Monday, June 21, 2010

i'll take two please

PEOPLE WANT TO BE white. As comedian Louis CK facetiously strews about, "Here's how great it is to be white. I can get in a time machine and go to any time and it would be f*cking awesome when i get there. That is exclusively a white privilege."

It's true, white folks have been the oppressor in a lot of different places in a lot of different times, including the present.

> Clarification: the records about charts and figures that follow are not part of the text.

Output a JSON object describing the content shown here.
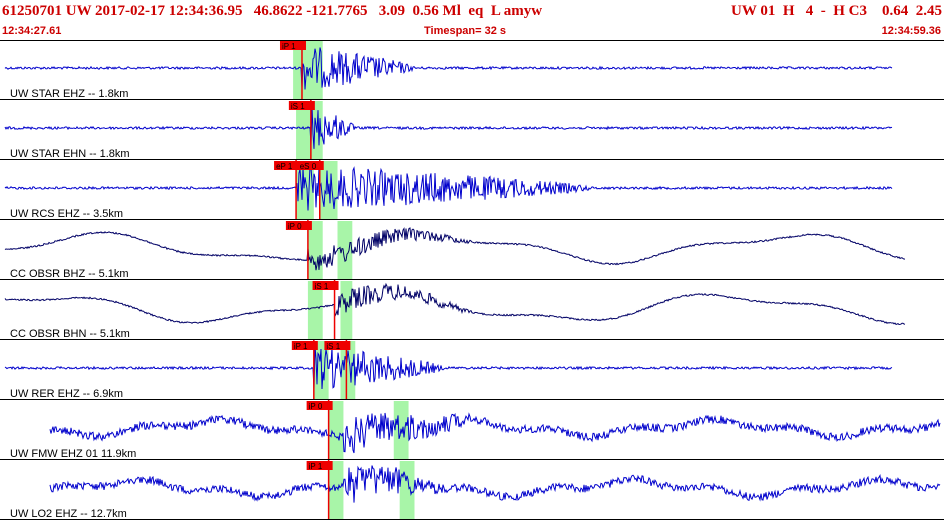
{
  "header": {
    "event_line": "61250701 UW 2017-02-17 12:34:36.95   46.8622 -121.7765   3.09  0.56 Ml  eq  L amyw",
    "quality_line": "UW 01  H   4  -  H C3    0.64  2.45",
    "start_time": "12:34:27.61",
    "timespan_label": "Timespan=  32 s",
    "end_time": "12:34:59.36"
  },
  "colors": {
    "header_text": "#cc0000",
    "trace_blue": "#0000cc",
    "trace_navy": "#000066",
    "pick_red": "#ee0000",
    "window_green": "#a8f5a8",
    "separator": "#000000"
  },
  "chart_data": {
    "type": "seismogram",
    "x_unit": "seconds from 12:34:27.61",
    "x_range": [
      0,
      31.75
    ],
    "traces": [
      {
        "label": "UW STAR EHZ -- 1.8km",
        "color": "blue",
        "picks": [
          {
            "text": "iP 1",
            "t": 10.2
          }
        ],
        "windows": [
          [
            9.9,
            10.9
          ]
        ],
        "onset": 10.2,
        "coda_end": 14
      },
      {
        "label": "UW STAR EHN -- 1.8km",
        "color": "blue",
        "picks": [
          {
            "text": "iS 1",
            "t": 10.5
          }
        ],
        "windows": [
          [
            10.0,
            10.9
          ]
        ],
        "onset": 10.5,
        "coda_end": 12
      },
      {
        "label": "UW RCS EHZ -- 3.5km",
        "color": "blue",
        "picks": [
          {
            "text": "eP 1",
            "t": 10.0
          },
          {
            "text": "eS 0",
            "t": 10.8
          }
        ],
        "windows": [
          [
            10.0,
            10.6
          ],
          [
            10.8,
            11.4
          ]
        ],
        "onset": 10.0,
        "coda_end": 20
      },
      {
        "label": "CC OBSR BHZ -- 5.1km",
        "color": "navy",
        "picks": [
          {
            "text": "iP 0",
            "t": 10.4
          }
        ],
        "windows": [
          [
            10.4,
            10.9
          ],
          [
            11.4,
            11.9
          ]
        ],
        "onset": 10.4,
        "coda_end": 16
      },
      {
        "label": "CC OBSR BHN -- 5.1km",
        "color": "navy",
        "picks": [
          {
            "text": "iS 1",
            "t": 11.3
          }
        ],
        "windows": [
          [
            10.4,
            10.9
          ],
          [
            11.5,
            11.9
          ]
        ],
        "onset": 11.3,
        "coda_end": 16
      },
      {
        "label": "UW RER EHZ -- 6.9km",
        "color": "blue",
        "picks": [
          {
            "text": "iP 1",
            "t": 10.6
          },
          {
            "text": "iS 1",
            "t": 11.7
          }
        ],
        "windows": [
          [
            10.6,
            11.1
          ],
          [
            11.5,
            12.0
          ]
        ],
        "onset": 10.6,
        "coda_end": 15
      },
      {
        "label": "UW FMW EHZ 01 11.9km",
        "color": "blue",
        "picks": [
          {
            "text": "iP 0",
            "t": 11.1
          }
        ],
        "windows": [
          [
            11.1,
            11.6
          ],
          [
            13.3,
            13.8
          ]
        ],
        "onset": 11.6,
        "coda_end": 16
      },
      {
        "label": "UW LO2 EHZ -- 12.7km",
        "color": "blue",
        "picks": [
          {
            "text": "iP 1",
            "t": 11.1
          }
        ],
        "windows": [
          [
            11.1,
            11.6
          ],
          [
            13.5,
            14.0
          ]
        ],
        "onset": 11.6,
        "coda_end": 15
      }
    ]
  }
}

They have been the superior power and we have this idea that it's f*cking great to be white.

Forget it, I don't have any more energy to be metaphysical today.

Tuesday, June 8, 2010

google still rules my life

i was catching up on my google reader (5am is perfect), and i noticed apple seemed to dominate the business management feed. then i saw this:

Apple is the world's largest technology company

then i saw this:

Shares in Apple rose as much as 2.8 per cent on the Nasdaq index yesterday, making them worth ten times more than they were ten years ago.


so i immediately opened my ticker feeds. $250.94 a share, down 1.96% from yesterday. market cap indeed at $228.34 billion with microsoft in fact trailing behind at $221.64B. all true, but the investment aspect was buzzing in my head more. ten fold return over ten years. but with late 08/early 09's market volatility, there was more. with a mid january low of $82.33 a share, the market had a fire sale. so compared to a decade ago, it was barely worth three times more.

forget about outperform now. with enough puts, calls, shorts, you could have made enough to retire. daytrade.

Monday, June 7, 2010

give me healthcare or give me death

patrick henry got his liberty alright, but he died of stomach cancer 23 years later. there is no such thing as right to healthcare. of course, by developing a complex government, bells, whistles, legislature complete, we can create these so called rights and define them, morality in tow. but of course, there's the concept of basic human rights. sure, we're all born free and equal, for a millisecond or two. and then life comes into focus and everything becomes relative. but all that aside, how can we say that healthcare is a right? it's a privilege. it's a privilege to be born or even living in a developed country. it's a privilege to be in an area with healthcare or some semblance of it. it's a privilege that darwinism doesn't predispose some of us to cancer, diabetes, hypertension, hypercholesterolemia, and the works. it's a privilege to have potable water, devoid of typhoid, hep a, cholera, and schisto. it's a privilege to have all of our basic human needs met in excess that we begin to think that access to healthcare is a right. it's a bloody privilege to be able to eat healthy, to have a job that pays enough and gives you enough hours in a day to make healthy eating a priority, to even know what health is. yes, these are all privileges.

as a wealthy nation where (fabricate large number) percent of the population suffers from issues where people around the world would consider it a privilege to have to worry about such things, sure, we are obligated to provide support abroad. but locally, the government is also responsible. but until every government pays for every medical student to attend school and pays for every hospital in every nook and butt crack of the world for every patient, healthcare can not be a right. if your country does not have a government, please disregard, crawl into a hole, and cross your fingers.